Gang violence testing humanitarian response in Haiti

People walk down a barricaded street during a protest to reject insecurity and constant kidnappings, in Port-au-Prince, Haiti, 19 May 2022. Kidnappings have multiplied in the last two years in Haiti with the proliferation of gangs, which have turned ransoms into one of their main sources of financing. (Keystone/ EPA/Johnson Sabin)

A recent visit to Haiti by the UN human rights chief provided a reminder of the challenges in delivering aid amid worsening gang violence as well as what international presence in the country has meant for the population.

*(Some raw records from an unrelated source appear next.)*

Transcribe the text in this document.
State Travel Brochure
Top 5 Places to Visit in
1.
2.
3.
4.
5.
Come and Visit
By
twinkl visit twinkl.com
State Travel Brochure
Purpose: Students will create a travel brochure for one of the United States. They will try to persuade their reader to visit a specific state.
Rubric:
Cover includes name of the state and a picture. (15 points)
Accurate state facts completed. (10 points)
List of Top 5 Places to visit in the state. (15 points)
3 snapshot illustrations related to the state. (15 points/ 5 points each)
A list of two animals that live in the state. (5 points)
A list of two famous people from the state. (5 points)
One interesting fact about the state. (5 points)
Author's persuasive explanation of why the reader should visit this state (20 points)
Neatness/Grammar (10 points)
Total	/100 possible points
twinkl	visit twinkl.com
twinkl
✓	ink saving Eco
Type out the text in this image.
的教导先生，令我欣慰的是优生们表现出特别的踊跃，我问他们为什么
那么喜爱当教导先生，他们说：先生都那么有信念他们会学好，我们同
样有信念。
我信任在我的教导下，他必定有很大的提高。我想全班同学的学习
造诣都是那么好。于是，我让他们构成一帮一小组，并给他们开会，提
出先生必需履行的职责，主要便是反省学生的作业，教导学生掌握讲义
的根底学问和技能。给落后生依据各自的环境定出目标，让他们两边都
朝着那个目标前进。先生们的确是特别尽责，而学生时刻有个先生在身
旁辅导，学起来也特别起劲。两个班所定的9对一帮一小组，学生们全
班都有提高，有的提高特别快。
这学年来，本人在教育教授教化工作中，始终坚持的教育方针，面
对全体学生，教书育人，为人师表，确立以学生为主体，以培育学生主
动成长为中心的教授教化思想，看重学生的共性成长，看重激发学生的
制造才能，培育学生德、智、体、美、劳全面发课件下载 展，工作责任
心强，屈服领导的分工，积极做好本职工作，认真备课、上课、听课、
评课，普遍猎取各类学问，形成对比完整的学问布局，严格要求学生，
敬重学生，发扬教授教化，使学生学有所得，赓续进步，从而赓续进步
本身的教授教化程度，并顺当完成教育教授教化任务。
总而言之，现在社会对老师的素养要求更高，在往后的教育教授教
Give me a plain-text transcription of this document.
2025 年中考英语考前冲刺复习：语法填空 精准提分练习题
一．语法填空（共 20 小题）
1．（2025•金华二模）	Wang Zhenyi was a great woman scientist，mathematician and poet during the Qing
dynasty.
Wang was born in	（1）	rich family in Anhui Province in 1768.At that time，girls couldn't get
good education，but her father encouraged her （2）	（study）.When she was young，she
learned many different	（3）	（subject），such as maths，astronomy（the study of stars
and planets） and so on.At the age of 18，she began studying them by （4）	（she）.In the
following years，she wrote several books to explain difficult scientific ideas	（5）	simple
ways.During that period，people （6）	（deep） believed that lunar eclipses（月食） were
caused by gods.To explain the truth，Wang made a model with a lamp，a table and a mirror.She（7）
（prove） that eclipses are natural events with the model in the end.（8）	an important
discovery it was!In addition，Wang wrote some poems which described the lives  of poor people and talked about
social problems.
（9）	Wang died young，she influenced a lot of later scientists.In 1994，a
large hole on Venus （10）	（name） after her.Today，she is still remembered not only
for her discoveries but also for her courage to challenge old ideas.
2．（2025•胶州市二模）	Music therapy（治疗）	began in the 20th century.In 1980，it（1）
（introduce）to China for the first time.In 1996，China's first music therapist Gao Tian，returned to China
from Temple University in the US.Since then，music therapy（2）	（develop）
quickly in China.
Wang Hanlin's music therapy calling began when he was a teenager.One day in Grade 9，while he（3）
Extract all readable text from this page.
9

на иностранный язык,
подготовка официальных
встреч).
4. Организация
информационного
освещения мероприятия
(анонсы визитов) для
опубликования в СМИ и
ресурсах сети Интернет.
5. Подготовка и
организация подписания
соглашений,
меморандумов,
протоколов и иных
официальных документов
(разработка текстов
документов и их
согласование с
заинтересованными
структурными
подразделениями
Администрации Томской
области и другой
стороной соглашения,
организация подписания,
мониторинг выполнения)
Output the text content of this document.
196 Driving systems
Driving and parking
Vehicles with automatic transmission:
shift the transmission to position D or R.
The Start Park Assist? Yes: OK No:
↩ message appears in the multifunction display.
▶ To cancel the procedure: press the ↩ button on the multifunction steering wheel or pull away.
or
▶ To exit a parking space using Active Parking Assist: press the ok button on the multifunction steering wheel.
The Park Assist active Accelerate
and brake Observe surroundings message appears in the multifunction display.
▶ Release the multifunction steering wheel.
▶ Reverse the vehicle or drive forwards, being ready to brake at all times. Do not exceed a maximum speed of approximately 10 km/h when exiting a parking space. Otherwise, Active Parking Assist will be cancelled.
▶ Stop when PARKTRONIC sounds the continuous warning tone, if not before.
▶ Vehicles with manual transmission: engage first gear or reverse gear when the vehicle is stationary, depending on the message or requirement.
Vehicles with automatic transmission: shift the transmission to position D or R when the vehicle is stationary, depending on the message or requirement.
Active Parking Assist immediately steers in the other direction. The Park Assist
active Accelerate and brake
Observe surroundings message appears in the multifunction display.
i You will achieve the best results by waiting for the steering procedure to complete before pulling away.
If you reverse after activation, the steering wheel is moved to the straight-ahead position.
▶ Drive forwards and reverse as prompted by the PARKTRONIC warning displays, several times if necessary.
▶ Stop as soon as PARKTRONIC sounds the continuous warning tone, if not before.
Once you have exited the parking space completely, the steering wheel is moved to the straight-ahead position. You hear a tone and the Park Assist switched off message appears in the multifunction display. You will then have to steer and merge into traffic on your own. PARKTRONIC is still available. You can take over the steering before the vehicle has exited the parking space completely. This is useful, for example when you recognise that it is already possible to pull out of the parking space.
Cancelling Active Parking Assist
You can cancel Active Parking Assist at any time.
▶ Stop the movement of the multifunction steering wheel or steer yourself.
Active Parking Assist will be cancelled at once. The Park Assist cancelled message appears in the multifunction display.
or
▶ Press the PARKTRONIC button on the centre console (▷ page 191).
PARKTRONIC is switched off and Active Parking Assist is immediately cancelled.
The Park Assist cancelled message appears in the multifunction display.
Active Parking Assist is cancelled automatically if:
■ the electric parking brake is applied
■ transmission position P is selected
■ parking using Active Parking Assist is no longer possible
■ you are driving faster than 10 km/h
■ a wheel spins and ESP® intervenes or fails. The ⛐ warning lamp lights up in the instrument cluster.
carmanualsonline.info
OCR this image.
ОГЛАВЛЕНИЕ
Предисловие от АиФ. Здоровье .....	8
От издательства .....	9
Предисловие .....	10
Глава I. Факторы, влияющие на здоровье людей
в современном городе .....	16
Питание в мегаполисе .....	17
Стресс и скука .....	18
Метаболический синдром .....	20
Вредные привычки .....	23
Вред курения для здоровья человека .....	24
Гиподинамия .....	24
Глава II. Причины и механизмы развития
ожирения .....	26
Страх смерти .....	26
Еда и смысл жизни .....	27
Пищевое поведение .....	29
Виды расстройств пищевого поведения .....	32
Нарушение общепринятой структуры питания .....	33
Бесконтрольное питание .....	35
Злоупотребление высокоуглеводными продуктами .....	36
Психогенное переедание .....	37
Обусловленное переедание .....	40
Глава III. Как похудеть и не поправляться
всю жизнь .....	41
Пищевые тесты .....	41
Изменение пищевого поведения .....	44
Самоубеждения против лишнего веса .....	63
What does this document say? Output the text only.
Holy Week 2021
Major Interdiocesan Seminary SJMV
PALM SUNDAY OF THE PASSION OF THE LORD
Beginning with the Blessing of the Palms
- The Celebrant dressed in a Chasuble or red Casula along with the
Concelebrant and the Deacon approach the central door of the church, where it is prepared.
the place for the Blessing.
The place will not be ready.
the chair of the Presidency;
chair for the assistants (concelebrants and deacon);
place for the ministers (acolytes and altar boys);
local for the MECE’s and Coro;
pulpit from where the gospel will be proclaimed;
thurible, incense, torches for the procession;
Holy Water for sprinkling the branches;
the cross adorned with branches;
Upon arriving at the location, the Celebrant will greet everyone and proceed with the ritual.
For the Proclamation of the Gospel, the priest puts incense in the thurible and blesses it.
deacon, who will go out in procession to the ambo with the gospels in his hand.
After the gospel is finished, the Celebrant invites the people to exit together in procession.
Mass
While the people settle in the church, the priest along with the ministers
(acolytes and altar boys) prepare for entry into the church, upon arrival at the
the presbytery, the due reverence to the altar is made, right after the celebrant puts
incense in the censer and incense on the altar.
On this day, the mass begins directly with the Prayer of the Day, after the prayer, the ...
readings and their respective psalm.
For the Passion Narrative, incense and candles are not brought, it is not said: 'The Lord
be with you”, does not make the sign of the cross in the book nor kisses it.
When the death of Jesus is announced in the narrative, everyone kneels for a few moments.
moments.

PORT-AU-PRINCE/GENEVA – Less than two years after Haiti’s president was assassinated in his home, a stranglehold of gang violence has made life for millions of residents all but impossible as national security forces struggle to contain it.

“They are above all thinking about their survival,” Christian Cricboom, head of the Haiti office for the United Nations Office for the Coordination of Humanitarian Affairs (OCHA), told Geneva Solutions by phone about the current situation of Haitians.

Haïti, already the poorest in the region, is among the most vulnerable globally to natural disasters, including hurricanes and earthquakes, such as the one that shook the southwest a few months after the assassination, and nearly ten years after another major quake flattened much of the same region.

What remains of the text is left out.